Mais pourquoi je vous écris aujourd’hui de la Méditerranée? Certainement aussi parce que un bateau sera parti ce soir aussi. Bien sûr, j’irai lire aujourd’hui aussi, la même nouvelle, qui à présent n’est plus une nouvelle. A’ vrai dire, je vous écris de Toulouse, où, le samedi 24 Juin avec Flavio Peinetti et Tshomba comme représentant de Roberto Chiesa, nous avons participé à une réunion de préparation du Forum Méditerannéen, organisé par les amis français, au sein du Congrès de la Société nationale française de chirurgie vasculaire, la SCVE (il lui manque seulement un « I » pour avoir notre même nom). Il y avaient des délégués d’Italie et de la France mais également des délégués de, Algérie, Maroc,  Tunisie,et le soutien  de Liban et Espagne.

Souvenez-vous dès le début. Le forum ne veut pas être une autre société scientifique. Il y en a pas besoin. Il y en a déjà trop. Il veut être ce qu’il est.

Un forum pour échanger des point de vue, des impressions, un réseau, et même la formation, les projets, les études, la recherche, en particulier chez les jeunes, qui sont très forts en communication, il ne veut pas organiser nécessairement des congrès ou bien produire des  fauteuils.

Il y aura d’autres occasions, d’autres congrès (Bologne et Naples en Italie et autres sièges d’envisager), pour échanger, discuter, planifier. Si nécessaire, on organisera ad hoc quelque chose.

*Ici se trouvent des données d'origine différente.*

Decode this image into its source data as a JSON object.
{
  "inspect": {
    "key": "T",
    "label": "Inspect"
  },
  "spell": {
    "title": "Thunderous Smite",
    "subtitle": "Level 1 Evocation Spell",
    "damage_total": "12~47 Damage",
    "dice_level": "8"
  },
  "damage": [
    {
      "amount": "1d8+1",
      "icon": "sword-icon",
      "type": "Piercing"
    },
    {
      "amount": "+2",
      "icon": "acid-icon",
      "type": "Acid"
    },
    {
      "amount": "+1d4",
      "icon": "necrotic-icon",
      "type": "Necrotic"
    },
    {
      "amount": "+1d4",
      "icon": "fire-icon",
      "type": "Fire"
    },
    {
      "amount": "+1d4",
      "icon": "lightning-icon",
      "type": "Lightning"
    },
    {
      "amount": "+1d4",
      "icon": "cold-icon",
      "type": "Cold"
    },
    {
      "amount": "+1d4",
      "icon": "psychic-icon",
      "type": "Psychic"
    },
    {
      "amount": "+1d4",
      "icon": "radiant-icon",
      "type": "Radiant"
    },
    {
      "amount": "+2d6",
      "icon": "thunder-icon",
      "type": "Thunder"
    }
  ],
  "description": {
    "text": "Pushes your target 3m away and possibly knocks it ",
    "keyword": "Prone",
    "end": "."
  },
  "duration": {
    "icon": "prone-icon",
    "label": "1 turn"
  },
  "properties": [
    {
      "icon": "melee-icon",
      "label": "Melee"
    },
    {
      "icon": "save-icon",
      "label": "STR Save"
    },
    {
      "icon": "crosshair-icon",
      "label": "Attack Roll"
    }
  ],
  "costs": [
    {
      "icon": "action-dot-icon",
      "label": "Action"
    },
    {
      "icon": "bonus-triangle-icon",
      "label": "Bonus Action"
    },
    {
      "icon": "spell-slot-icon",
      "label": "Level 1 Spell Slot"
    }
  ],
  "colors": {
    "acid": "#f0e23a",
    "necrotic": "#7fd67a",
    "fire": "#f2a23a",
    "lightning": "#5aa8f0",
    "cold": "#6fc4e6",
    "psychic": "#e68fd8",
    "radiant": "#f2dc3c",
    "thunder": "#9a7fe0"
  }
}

Une chose est certaine. Le Forum méditerranéen est parti, et il ammène avec lui l’espoir de la communication entre différentes entités, de nouvelles idées.

 Nous ne prévoyons rien parce qu’il est pas le cas, mais nous avons promis d’échanger beaucoup de choses (je l’espère beaucoup) sur le web. Autrefois on devait défier la mer orageuse avec des bateaux en bois et  avec lesvoiles au vent, plus sûr que les bateaux en caoutchouc d’aujourd’hui. Tels étaient les bateaux qui emportaient les  grains du progrès et de la civilisation dans cette Europe sauvage. Il est temps de le rappeler à l’Europe. Rappelons-le, revendiquons-le.

Aujourd’hui, nous voyageons sur Internet, et de la même façon que nous le faisons déjà, nous le ferons encore, assis confortablement à la maison.

Pour ammener encore cette fois-ci dans la Méditerranée les grains du progrès et de la civilisation en Europe et dans le monde entier.

Avec le même espoir, la force, la détermination, le courage et la ténacité du temps, de défier la mer orageuse, lorsque la priorité était de construire la civilisation des Grecs, et avec elle l’avenir de l’humanité.